Ryan: So, Lindsay, how do you stay motivated to get outside when the days are shorter and colder?
Lindsay: I try to enjoy the summer sports that I’m still able to do. These include trail running and cycling. Every time I get out on dry trails, I tell myself “this could be my last good ride of the season, I should enjoy it”. I try to stick to trails, since you are travelling slower and thus its much warmer. This is especially true if its windy or raining. The steeper the trails, the warmer I am.
Lindsay: How do the activities you do during the summer differ during the shoulder season?Ryan: I love to go out for fat-bike rides when the ground freezes and everything is super hard and fast, but before there is snow on the ground.

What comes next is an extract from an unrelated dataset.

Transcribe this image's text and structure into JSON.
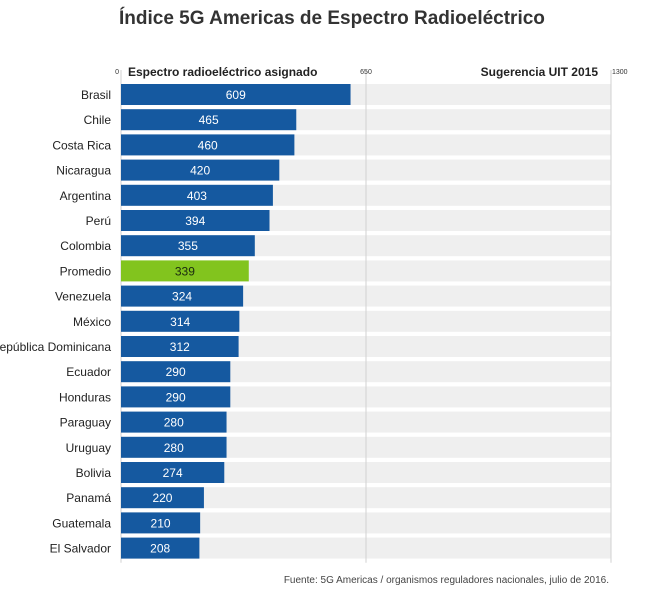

There are typically only a few days like this every year, so they are extra special.
Ryan: Is there a social aspect to these colder darker sessions?
Lindsay: When I worked a 9-5 job, I would try to plan more meetups with friends, since it is more enjoyable to go for nighttime “headlamp” runs with a friend, than on my own.
Lindsay: How does your volume change once the leaves start falling?
Ryan: I usually switch to a higher run volume, since the there are so many days when the trails are wet and I don’t want to ride. I really enjoy signing up for a longer running race in the fall, since I can use the fitness I’ve built all year and segue into a higher run volume to prepare for it.
Ryan: What sorts of gear are you switching to at this time of the year?
Lindsay: I prefer running in ¾ length tights, a long sleeve shirt and some thin gloves. I always dress so that I’m a little cold at the start and inevitably I’ll warm up as I go along. If it’s a particularly hard session, or really cold out, I’ll promise myself a nice warm drink or a bath after I get back home.
Lindsay: Do you have any tips for people heading into this season?
Ryan: choosing shoes that have big lugs is a good idea, since its going to get muddy and icy. Studded shoes can be a lifesaver once the ground and snow start flying as well. I prefer to train in clothing that is a mixture of wool and synthetic fibers. I typically end up getting wet, whether its from sweat or rain and the wool keeps me warm. On top of that, a thin shell and gloves goes a long way, considering how light and packable they are. Finally, don’t forget to bring your hydration and food. The cooler temps will decrease your desire to drink, but you still want to get some fluids into you on longer outings.
In general, the mercury is dropping, the leaves are dropping, but this doesn’t mean your activity levels need to be following suit. A well planned out approach to enjoyment of the transition season between summer and winter can ensure many more months of enjoyment. As I’ve always said “There’s A LOT of good riding and running to be had in the fall.”